Of course, there are people for whom depression is utterly debilitating, and those people need the pills to function and to stay alive. An old writing friend of mine from our undergraduate days has put together an anthology of comics and short pieces about depression, from which she has suffered. You can order copies of it here for $30.00.
In one of my first lectures with my friend at uni, our teacher mused on the high prevalence of depression among writers. I initially scoffed at this – I was at that age where I was of course invincible – but having seen my friend and other people I know battle with depression and its fallout, and having brushed against it myself for such a long time in London, I am beginning to see that he's right. Yes, writers are a sombre, miserable and often lonely bunch, but they need to be to see the underside of everyday life, to give depth to their work.
They also need to be able to laugh at themselves and drink an awful lot of margaritas and write murder mystery parties, which was what I was doing the week prior to this one instead of writing my essay on the fin de siècle. Not liking any of the How to Host a Murders on the internet, and having some seventeen people in attendance, I wove together a plot that involved a supposedly virginal male in a white 70s suit, an unhinged Medieval knight, a feminist flapper, Jesus, a doll with pins pressed into it, a disco queen in her mother's hot pink post-wedding going-away outfit, a schoolgirl, a besuited secret agent, Colin Firth as Mr Darcy, a gospel singer, a marathon runner dressed as a bride and countless other characters in their various permutations.

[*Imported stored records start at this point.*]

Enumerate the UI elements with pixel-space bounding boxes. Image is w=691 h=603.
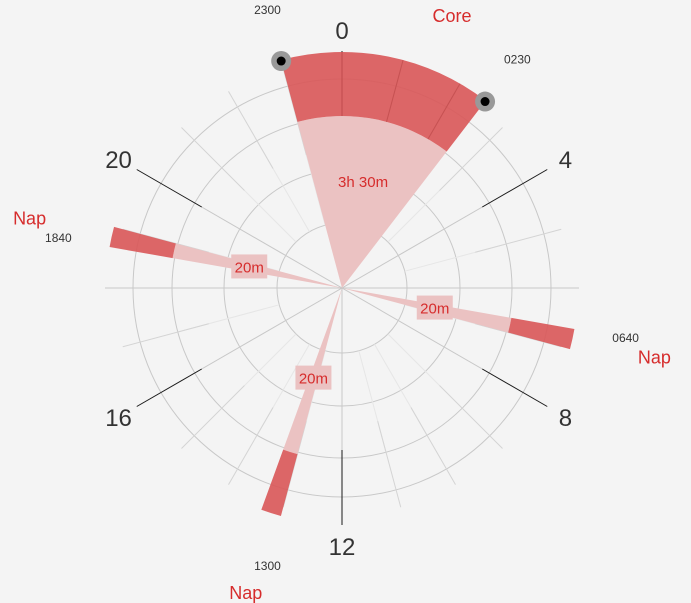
band-divider	[386, 59, 404, 122]
segment-outer-band	[508, 317, 575, 350]
minor-tick	[475, 323, 562, 348]
duration-label-bg	[295, 365, 332, 390]
segment-name-label: Core	[433, 6, 472, 26]
time-label-0640: 0640	[612, 331, 639, 345]
minor-tick	[181, 127, 245, 191]
hour-label-4: 4	[559, 147, 572, 174]
segment-core-0[interactable]: 3h 30m	[271, 51, 496, 288]
duration-label-bg	[416, 295, 453, 320]
hour-label-8: 8	[559, 405, 572, 432]
hour-label-16: 16	[105, 405, 132, 432]
time-label-1840: 1840	[45, 231, 72, 245]
segment-name-label: Nap	[13, 209, 46, 229]
handle-dot	[480, 97, 490, 107]
minor-tick	[475, 228, 562, 253]
minor-tick	[228, 407, 274, 485]
hour-label-0: 0	[335, 18, 348, 45]
time-label-2300: 2300	[254, 3, 281, 17]
minor-tick	[282, 68, 307, 155]
segment-outer-band	[261, 449, 298, 516]
minor-tick	[228, 91, 274, 169]
minor-tick	[410, 407, 456, 485]
minor-tick	[439, 127, 503, 191]
segment-name-label: Nap	[229, 583, 262, 603]
duration-text: 3h 30m	[338, 174, 388, 191]
minor-tick	[439, 385, 503, 449]
duration-label: 20m	[295, 365, 332, 390]
major-tick-8	[482, 368, 548, 407]
segment-layer: 3h 30m 20m 20m 20m	[109, 51, 575, 516]
hour-label-20: 20	[105, 147, 132, 174]
duration-text: 20m	[299, 371, 328, 388]
duration-label: 3h 30m	[338, 174, 388, 191]
hour-label-12: 12	[329, 534, 356, 561]
duration-label-bg	[231, 254, 268, 279]
duration-label: 20m	[416, 295, 453, 320]
major-tick-16	[136, 368, 202, 407]
segment-nap-2[interactable]: 20m	[261, 288, 342, 516]
minor-tick	[377, 421, 402, 508]
handle-dot	[276, 56, 286, 66]
segment-inner-wedge	[297, 115, 447, 288]
segment-nap-1[interactable]: 20m	[342, 288, 575, 350]
segment-outer-band	[109, 226, 176, 259]
band-divider	[427, 83, 461, 140]
time-label-0230: 0230	[504, 53, 531, 67]
time-label-1300: 1300	[254, 559, 281, 573]
minor-tick	[122, 323, 209, 348]
segment-name-label: Nap	[638, 347, 671, 367]
segment-nap-3[interactable]: 20m	[109, 226, 342, 288]
duration-text: 20m	[420, 301, 449, 318]
duration-text: 20m	[235, 259, 264, 276]
duration-label: 20m	[231, 254, 268, 279]
label-layer: 0 4 8 12 16 20 2300 0230 0640 1300 1840 Core Nap Nap N…	[13, 3, 671, 603]
minor-tick	[181, 385, 245, 449]
major-tick-4	[482, 169, 548, 208]
segment-outer-band	[280, 51, 486, 152]
major-tick-20	[136, 169, 202, 208]
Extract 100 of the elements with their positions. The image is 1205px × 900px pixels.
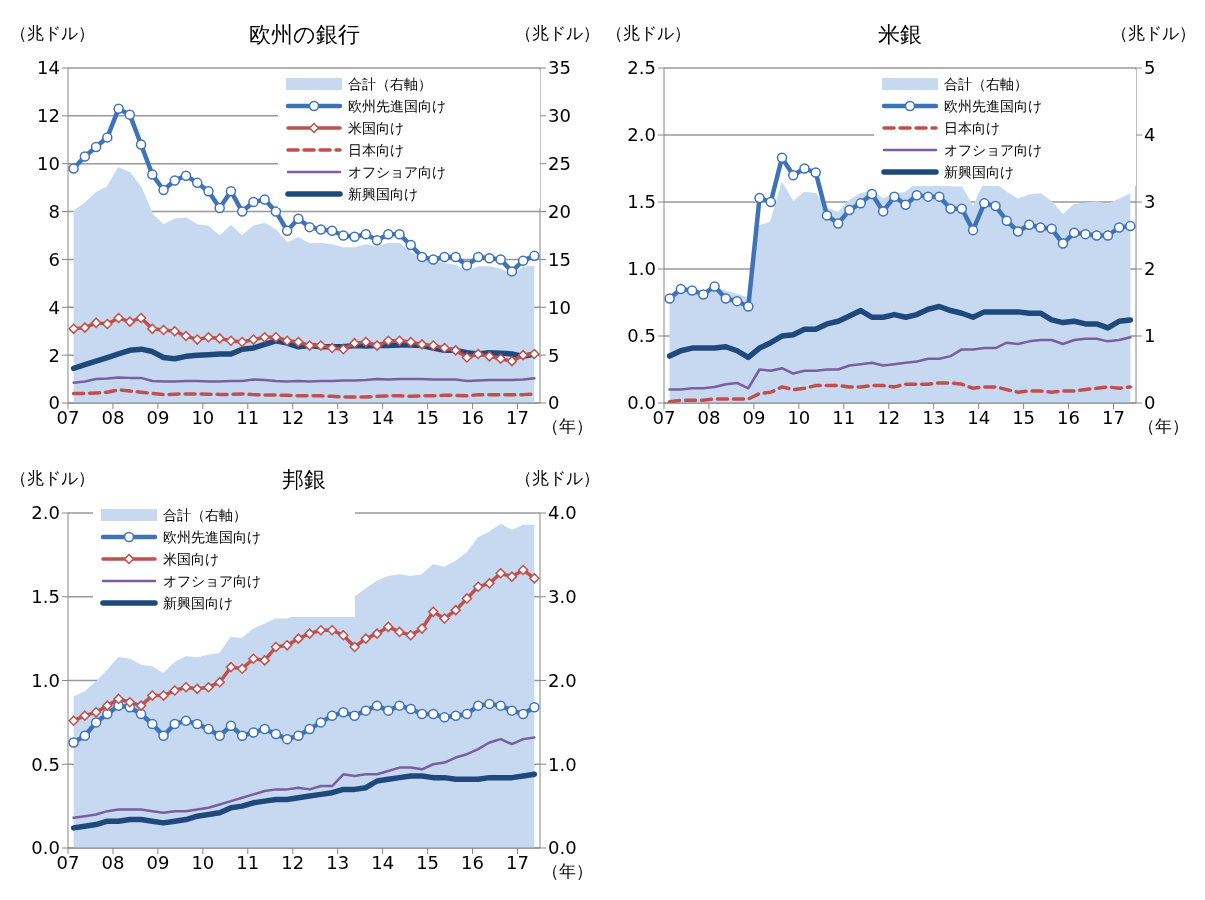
point	[191, 177, 203, 189]
point	[956, 203, 968, 214]
line-series	[72, 736, 536, 820]
point	[821, 210, 833, 221]
point	[1046, 223, 1057, 235]
x-tick-label: 13	[326, 851, 350, 873]
point	[203, 723, 214, 735]
legend-label: 日本向け	[348, 141, 404, 160]
x-tick-label: 10	[191, 406, 215, 428]
y2-tick-label: 2.0	[548, 669, 577, 691]
y2-tick-label: 3.0	[548, 586, 577, 608]
point	[416, 251, 428, 263]
point	[1012, 226, 1024, 237]
point	[259, 194, 270, 205]
y-tick-label: 1.5	[31, 586, 60, 608]
x-tick-label: 16	[461, 406, 485, 428]
point	[990, 200, 1001, 212]
point	[1001, 215, 1013, 227]
point	[450, 251, 461, 263]
point	[810, 167, 821, 178]
y2-tick-label: 1.0	[548, 753, 577, 775]
point	[844, 204, 855, 216]
point	[1091, 230, 1102, 241]
legend-label: 合計（右軸）	[348, 75, 432, 94]
point	[439, 251, 450, 263]
point	[293, 213, 304, 224]
y-tick-label: 8	[48, 200, 60, 222]
point	[281, 733, 293, 745]
point	[304, 723, 315, 735]
point	[371, 235, 383, 246]
x-tick-label: 17	[506, 406, 529, 428]
x-tick-label: 14	[371, 406, 395, 428]
point	[360, 229, 372, 240]
point	[484, 252, 495, 264]
y2-tick-label: 25	[548, 153, 571, 175]
point	[326, 225, 338, 236]
point	[135, 139, 147, 150]
point	[124, 109, 136, 120]
point	[922, 191, 934, 202]
x-axis-title: （年）	[542, 415, 593, 438]
y2-axis-title: （兆ドル）	[515, 467, 600, 490]
point	[911, 190, 923, 201]
point	[900, 199, 911, 210]
y-tick-label: 4	[48, 296, 60, 318]
point	[1057, 238, 1069, 249]
point	[225, 185, 237, 197]
point	[472, 251, 484, 263]
y-tick-label: 14	[37, 57, 60, 79]
y2-tick-label: 0	[1144, 392, 1156, 414]
chart-title: 邦銀	[282, 467, 326, 492]
y2-tick-label: 10	[548, 296, 571, 318]
point	[754, 192, 765, 204]
y2-axis-title: （兆ドル）	[515, 22, 600, 45]
x-tick-label: 08	[101, 851, 125, 873]
chart-title: 欧州の銀行	[248, 22, 360, 47]
x-tick-label: 12	[281, 851, 305, 873]
x-tick-label: 09	[742, 406, 766, 428]
point	[1113, 222, 1125, 233]
point	[79, 730, 91, 742]
point	[427, 254, 439, 265]
point	[281, 225, 293, 236]
y-tick-label: 0.5	[627, 325, 656, 347]
y-tick-label: 1.5	[627, 191, 656, 213]
y2-tick-label: 5	[548, 344, 560, 366]
y-tick-label: 10	[37, 153, 60, 175]
x-tick-label: 08	[697, 406, 721, 428]
y2-tick-label: 1	[1144, 325, 1156, 347]
x-tick-label: 12	[281, 406, 305, 428]
x-tick-label: 15	[416, 406, 440, 428]
point	[338, 230, 349, 241]
point	[517, 255, 529, 266]
y-tick-label: 2.0	[627, 124, 656, 146]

The punk entered with a packet of chips and said, 'I brought you some dog food.' I couldn't understand a word of what the knight said until he took his visor off because I couldn't lipread him behind the metal. The secret agent had my written permission to feel up the guests, which he did admirably. The knight attempted to give Jesus some advice on how to pick up the ladies but this was countered by Jesus' admonishment that he didn't need help because, as he said, 'I know the Truth', and indeed overpowered the flapper with his religious airs. Said flapper wasn't well versed in what feminists ought to say, so I offered to lend her the contents of my bookshelf. Mr Darcy made me many a cocktail, some of which I splashed onto my cream stiletto shoes with bows, but otherwise I managed to stay upright despite the marathon runner's insistence that I wouldn't. After all, I have only fallen over once before in stilettos and that was because the ground in front of Tate Modern was decidedly uneven. Meanwhile, I laughed and laughed at my clever, brilliant friends.
And as for that endorsement of euphoria and endorphins, tomorrow there will be a run in the brilliant Brisbane sun.